Thursday, October 16, 2008

Gay Genes

I hope that title alone doesn't bring me hundreds of strangers from google searches, but here we go anyway.

There is no specific research data that I can mention to suggest that there is a GAY gene out there, but my personal observations lead me to believe that people are born gay. I do NOT believe that it is simply a lifestyle choice. I think some people are born with no attraction to the opposite sex, and no desire to reproduce. That's fine. That's who they are, and I hope these people live in a supportive environment that doesn't force them to try to change it. I don't believe they can change it.

For the sake of the discussion we find ourselves in I'm going to proceed as though we can all accept then that there is a piece of genetic code that dictates this in a person. If you have a problem with that, then stop reading now, because this will make less and less sense to you the more you read.

Operating under that theory I can tell you that not all genes manifest in the creature that inherits them. Color-blindness, for example. It runs in my family going back at least three generations that I know of. My grandfather could not distinguish red from green, and my father can't either. I don't have that problem, but I still carry the gene for it, and so does my brother. My children and nieces and nephews may very well end up with it. It all depends on the women we have children with, and what genes they bring to the reproductive table.

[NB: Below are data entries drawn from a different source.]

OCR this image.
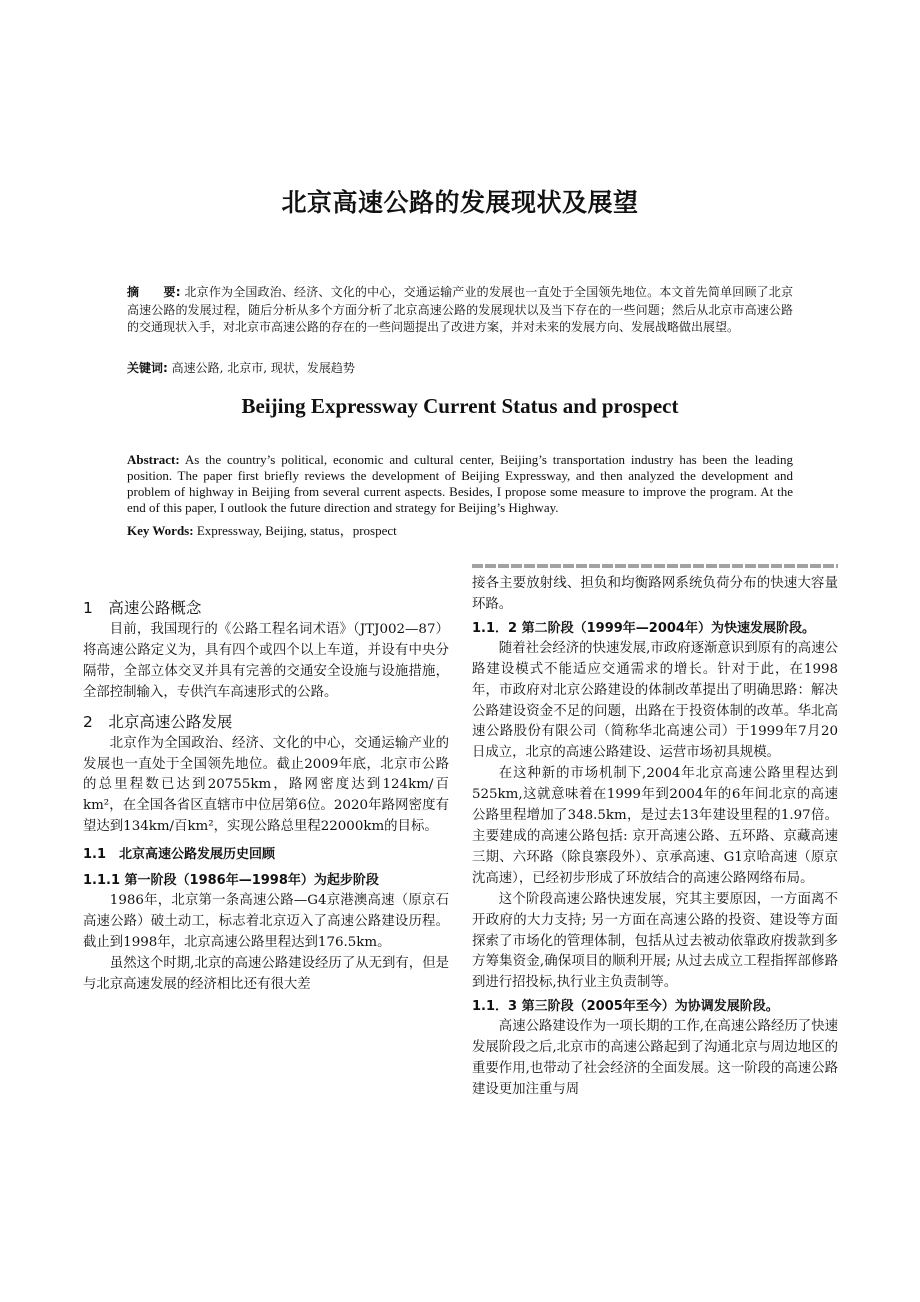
北京高速公路的发展现状及展望
摘　　要: 北京作为全国政治、经济、文化的中心，交通运输产业的发展也一直处于全国领先地位。本文首先简单回顾了北京高速公路的发展过程，随后分析从多个方面分析了北京高速公路的发展现状以及当下存在的一些问题；然后从北京市高速公路的交通现状入手，对北京市高速公路的存在的一些问题提出了改进方案，并对未来的发展方向、发展战略做出展望。
关键词: 高速公路, 北京市, 现状，发展趋势
Beijing Expressway Current Status and prospect
Abstract: As the country’s political, economic and cultural center, Beijing’s transportation industry has been the leading position. The paper first briefly reviews the development of Beijing Expressway, and then analyzed the development and problem of highway in Beijing from several current aspects. Besides, I propose some measure to improve the program. At the end of this paper, I outlook the future direction and strategy for Beijing’s Highway.
Key Words: Expressway, Beijing, status，prospect
1　高速公路概念

目前，我国现行的《公路工程名词术语》（JTJ002—87）将高速公路定义为，具有四个或四个以上车道，并设有中央分隔带，全部立体交叉并具有完善的交通安全设施与设施措施，全部控制输入，专供汽车高速形式的公路。

2　北京高速公路发展

北京作为全国政治、经济、文化的中心，交通运输产业的发展也一直处于全国领先地位。截止2009年底，北京市公路的总里程数已达到20755km，路网密度达到124km/百km²，在全国各省区直辖市中位居第6位。2020年路网密度有望达到134km/百km²，实现公路总里程22000km的目标。

1.1　北京高速公路发展历史回顾
1.1.1 第一阶段（1986年—1998年）为起步阶段

1986年，北京第一条高速公路—G4京港澳高速（原京石高速公路）破土动工，标志着北京迈入了高速公路建设历程。截止到1998年，北京高速公路里程达到176.5km。

虽然这个时期,北京的高速公路建设经历了从无到有，但是与北京高速发展的经济相比还有很大差

接各主要放射线、担负和均衡路网系统负荷分布的快速大容量环路。

1.1．2 第二阶段（1999年—2004年）为快速发展阶段。

随着社会经济的快速发展,市政府逐渐意识到原有的高速公路建设模式不能适应交通需求的增长。针对于此，在1998年，市政府对北京公路建设的体制改革提出了明确思路：解决公路建设资金不足的问题，出路在于投资体制的改革。华北高速公路股份有限公司（简称华北高速公司）于1999年7月20日成立，北京的高速公路建设、运营市场初具规模。

在这种新的市场机制下,2004年北京高速公路里程达到525km,这就意味着在1999年到2004年的6年间北京的高速公路里程增加了348.5km，是过去13年建设里程的1.97倍。主要建成的高速公路包括: 京开高速公路、五环路、京藏高速三期、六环路（除良寨段外）、京承高速、G1京哈高速（原京沈高速），已经初步形成了环放结合的高速公路网络布局。

这个阶段高速公路快速发展，究其主要原因，一方面离不开政府的大力支持; 另一方面在高速公路的投资、建设等方面探索了市场化的管理体制，包括从过去被动依靠政府拨款到多方筹集资金,确保项目的顺利开展; 从过去成立工程指挥部修路到进行招投标,执行业主负责制等。

1.1．3 第三阶段（2005年至今）为协调发展阶段。

高速公路建设作为一项长期的工作,在高速公路经历了快速发展阶段之后,北京市的高速公路起到了沟通北京与周边地区的重要作用,也带动了社会经济的全面发展。这一阶段的高速公路建设更加注重与周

There are many hereditary diseases that pass down the same way. It may be a recessive gene for three generations, and then suddenly somebody is born with Tay-Sachs or Celiac or haemophilia.

Before anybody gets offended, I AM NOT SAYING HOMOSEXUALITY IS A DISEASE. Not even remotely. Like these diseases, the gene for blue eyes can also hide for generations and then manifest out of nowhere. There are also recessive genes about certain types of ear wax, and blood type, etc.

But what I am saying is if we accept that it is an in-born trait, then we accept that it operates under the same rules as any other genetic trait. That means not only that it can be recessive in certain people, but it has to be recessive in certain people. If it wasn't, it couldn't be passed down by heterosexual parents. That also means that the genetic potential to produce a homosexual comes from the gene pool of your parents. Within each of them, it's obviously a recessive gene but in their children that are born homosexual, it has become a gene that is manifest.

Think about how many families you know where one of two, or two of three, or three out of four kids are straight, and there was one homosexual. The parents are hetero, the siblings are hetero, but one child was born gay. The majority of human children are not born gay, and thusly we reproduce. If the vast majority of human children were born gay thousands of generations ago, we would never have made it here. There would be no more generations after that one, or at least very few. That unfeeling, unthinking grinding wheel of nature would have swallowed us a long time ago, not as punishment, but simply for not having the ability to perpetuate ourselves.

That potential for the same parents to produce some straight and some gay children, to me, demonstrates that homosexuality does not transcend the laws of biology, but follows them quite nicely. If it's a gene, it's a recessive one. Seems obvious to me.

Also, let's not dismiss the power of society to convince a gay person to repress who they are and reproduce anyway. Even if they didn't want to, how many millions of gay people over the course of the milennia of human history do you think reproduced anyway to avoid judgement, persecution, and in some time periods even death. Hell, how many people do you think are still living like that today because they live in ass-backwards, close-minded communities? Probably a larger number than we'd all like to know.

I only bring them up to point out that those people definitely passed down an active, manifest gay gene.